The ongoing epidemic of bark beetles (BB) and their associated xylem blocking blue-stain (BS) fungi is unprecedented in Rocky Mountain subalpine forests. Besides the mountain pine BB (Dendroctonus ponderosae) and associated BS (Ophiostoma spp.) in lodgepole pine (Pinus contorta); high rates of infection are observed by related BB and BS in Engelmann spruce (Picea engelmannii) and subalpine fir (Abies lasiocarpa). As this epidemic continues, we have two main questions 1) what is the first order effect of BB and BS on the temporal and spatial extent of evapotranspiration and 2) what are the higher order impacts on greenhouse gases (GHG) emissions such as carbon dioxide (CO2), nitrous oxide (N2O) and methane (CH4)? To answer these questions, our studies occur in forests composed of lodgepole pine at ~2750 m and spruce-fir located at ~3,200 m elevation. Measurements include eddy covariance, tree sap flux and soil GHG (lodgepole pine forest only).
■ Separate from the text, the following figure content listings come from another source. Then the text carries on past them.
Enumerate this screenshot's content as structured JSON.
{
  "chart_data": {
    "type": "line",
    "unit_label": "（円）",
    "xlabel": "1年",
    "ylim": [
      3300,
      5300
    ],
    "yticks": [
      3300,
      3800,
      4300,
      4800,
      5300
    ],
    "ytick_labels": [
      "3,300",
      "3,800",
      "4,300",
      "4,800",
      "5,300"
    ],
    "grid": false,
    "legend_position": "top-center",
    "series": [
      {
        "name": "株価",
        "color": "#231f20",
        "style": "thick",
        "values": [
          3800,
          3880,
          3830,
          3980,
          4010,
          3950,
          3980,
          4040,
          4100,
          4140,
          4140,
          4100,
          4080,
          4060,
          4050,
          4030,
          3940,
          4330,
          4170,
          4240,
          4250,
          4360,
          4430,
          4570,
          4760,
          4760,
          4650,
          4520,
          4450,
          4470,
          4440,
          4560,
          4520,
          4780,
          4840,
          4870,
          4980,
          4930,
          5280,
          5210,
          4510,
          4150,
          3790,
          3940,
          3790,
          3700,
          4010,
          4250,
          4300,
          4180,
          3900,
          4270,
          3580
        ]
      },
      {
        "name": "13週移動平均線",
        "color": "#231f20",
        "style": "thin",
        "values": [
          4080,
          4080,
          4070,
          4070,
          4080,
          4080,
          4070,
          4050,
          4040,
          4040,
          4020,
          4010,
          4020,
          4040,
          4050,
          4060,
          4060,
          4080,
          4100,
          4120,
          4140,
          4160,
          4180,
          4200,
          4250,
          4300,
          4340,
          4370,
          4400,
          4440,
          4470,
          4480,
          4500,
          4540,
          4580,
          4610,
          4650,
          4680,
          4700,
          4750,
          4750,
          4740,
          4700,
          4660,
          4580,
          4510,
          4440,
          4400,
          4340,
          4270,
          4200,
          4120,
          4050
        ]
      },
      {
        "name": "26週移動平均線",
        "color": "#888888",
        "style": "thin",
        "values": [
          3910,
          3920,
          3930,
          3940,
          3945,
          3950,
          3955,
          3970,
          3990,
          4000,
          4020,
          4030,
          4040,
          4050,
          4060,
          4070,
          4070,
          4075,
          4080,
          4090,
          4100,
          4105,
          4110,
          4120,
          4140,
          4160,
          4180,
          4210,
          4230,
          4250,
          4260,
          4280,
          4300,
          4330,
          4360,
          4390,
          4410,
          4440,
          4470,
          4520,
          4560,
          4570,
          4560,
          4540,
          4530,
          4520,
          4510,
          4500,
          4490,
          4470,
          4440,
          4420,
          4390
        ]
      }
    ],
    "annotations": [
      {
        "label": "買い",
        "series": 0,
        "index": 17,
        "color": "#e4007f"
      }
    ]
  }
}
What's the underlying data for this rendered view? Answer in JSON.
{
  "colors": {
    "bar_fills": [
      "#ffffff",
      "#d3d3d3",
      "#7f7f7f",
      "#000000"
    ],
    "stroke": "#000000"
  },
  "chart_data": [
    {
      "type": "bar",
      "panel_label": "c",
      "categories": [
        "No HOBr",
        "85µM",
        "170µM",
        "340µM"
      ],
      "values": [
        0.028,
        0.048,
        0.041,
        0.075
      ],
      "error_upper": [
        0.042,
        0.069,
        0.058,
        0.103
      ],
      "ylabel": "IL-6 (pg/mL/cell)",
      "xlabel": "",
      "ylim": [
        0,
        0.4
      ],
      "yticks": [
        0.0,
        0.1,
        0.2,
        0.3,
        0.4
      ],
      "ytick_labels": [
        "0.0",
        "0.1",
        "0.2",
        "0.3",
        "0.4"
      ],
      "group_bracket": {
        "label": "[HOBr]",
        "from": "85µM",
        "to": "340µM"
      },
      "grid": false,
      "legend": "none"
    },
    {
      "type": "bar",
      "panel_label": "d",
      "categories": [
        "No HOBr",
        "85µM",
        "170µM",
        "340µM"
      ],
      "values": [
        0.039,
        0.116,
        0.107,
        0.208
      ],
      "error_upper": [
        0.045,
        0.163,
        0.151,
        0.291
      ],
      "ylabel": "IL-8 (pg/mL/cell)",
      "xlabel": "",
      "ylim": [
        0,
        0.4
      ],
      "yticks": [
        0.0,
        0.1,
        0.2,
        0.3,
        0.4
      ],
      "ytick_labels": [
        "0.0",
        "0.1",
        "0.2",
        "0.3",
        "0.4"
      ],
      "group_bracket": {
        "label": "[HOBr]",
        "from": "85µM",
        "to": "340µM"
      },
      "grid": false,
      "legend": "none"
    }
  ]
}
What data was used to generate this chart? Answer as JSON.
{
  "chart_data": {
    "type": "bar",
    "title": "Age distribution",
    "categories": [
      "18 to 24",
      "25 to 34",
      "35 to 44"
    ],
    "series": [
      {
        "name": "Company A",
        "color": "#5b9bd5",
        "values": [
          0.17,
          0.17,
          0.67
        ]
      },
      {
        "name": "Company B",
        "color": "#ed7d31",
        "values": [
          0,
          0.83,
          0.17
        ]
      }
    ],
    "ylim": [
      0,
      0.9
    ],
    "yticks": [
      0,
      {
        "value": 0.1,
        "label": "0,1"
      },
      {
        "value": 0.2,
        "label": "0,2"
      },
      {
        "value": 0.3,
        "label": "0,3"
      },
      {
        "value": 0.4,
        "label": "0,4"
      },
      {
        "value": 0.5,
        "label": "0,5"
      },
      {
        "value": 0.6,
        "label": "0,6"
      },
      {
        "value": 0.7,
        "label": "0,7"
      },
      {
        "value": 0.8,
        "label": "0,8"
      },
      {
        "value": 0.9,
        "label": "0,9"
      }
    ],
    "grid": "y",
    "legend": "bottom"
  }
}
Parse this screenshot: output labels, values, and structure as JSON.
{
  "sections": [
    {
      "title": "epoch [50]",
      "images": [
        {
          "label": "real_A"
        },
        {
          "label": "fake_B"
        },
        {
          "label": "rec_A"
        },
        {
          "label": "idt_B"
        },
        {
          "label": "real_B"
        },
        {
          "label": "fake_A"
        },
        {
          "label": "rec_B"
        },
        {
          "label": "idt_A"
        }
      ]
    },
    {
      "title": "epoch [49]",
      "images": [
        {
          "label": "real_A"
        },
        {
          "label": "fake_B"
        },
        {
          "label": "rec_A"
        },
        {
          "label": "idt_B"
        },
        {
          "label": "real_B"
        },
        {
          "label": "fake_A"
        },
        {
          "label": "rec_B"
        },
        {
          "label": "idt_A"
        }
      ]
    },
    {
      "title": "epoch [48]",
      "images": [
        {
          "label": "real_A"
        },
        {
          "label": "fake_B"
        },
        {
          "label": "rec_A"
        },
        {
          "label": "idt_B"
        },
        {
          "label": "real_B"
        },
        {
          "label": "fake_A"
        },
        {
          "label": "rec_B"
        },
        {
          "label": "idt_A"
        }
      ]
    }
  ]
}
Two sampling strategies are used: 1) monitoring net ecosystem CO2 and H2O exchange as the outbreak unfolds in both forest types, and, (2) monitoring additional soil and vegetation parameters in lodgepole pine stands of known history of BB and BS infestation.
Results/Conclusions
The first order impacts of the beetles and fungi on the spruce-fir forest are slow taking two years to kill the trees likely due to the cooler, high elevation location. Lodgepole pine forests experience over 50 % reduction in transpiration rates per tree within the first month following the infection before the needles turn red and the sapwood is stained blue. The higher order effects in lodgepole pine are equally dramatic starting with a seasonal soil moisture increase of up to 100%. In addition, soils beneath the mature stand infested for two years respired 50% less CO2, assimilated 63% less CH4, and produced 133% more N2O compared to a regenerating stand at the sapling phase. These ecosystem responses indicate decoupling of tight terrestrial C and N cycling. Although the ecosystem level impacts are not as dramatic when scaled up to the eddy covariance footprint, which still includes uninfested stands, our stand level measurements allow predictions of near-future larger scale impacts. Further investigation will test scaling from plot to ecosystem using stable isotopes of water sources and vapor, and investigate the subsequent impact of forest succession on water cycling and GHG emissions.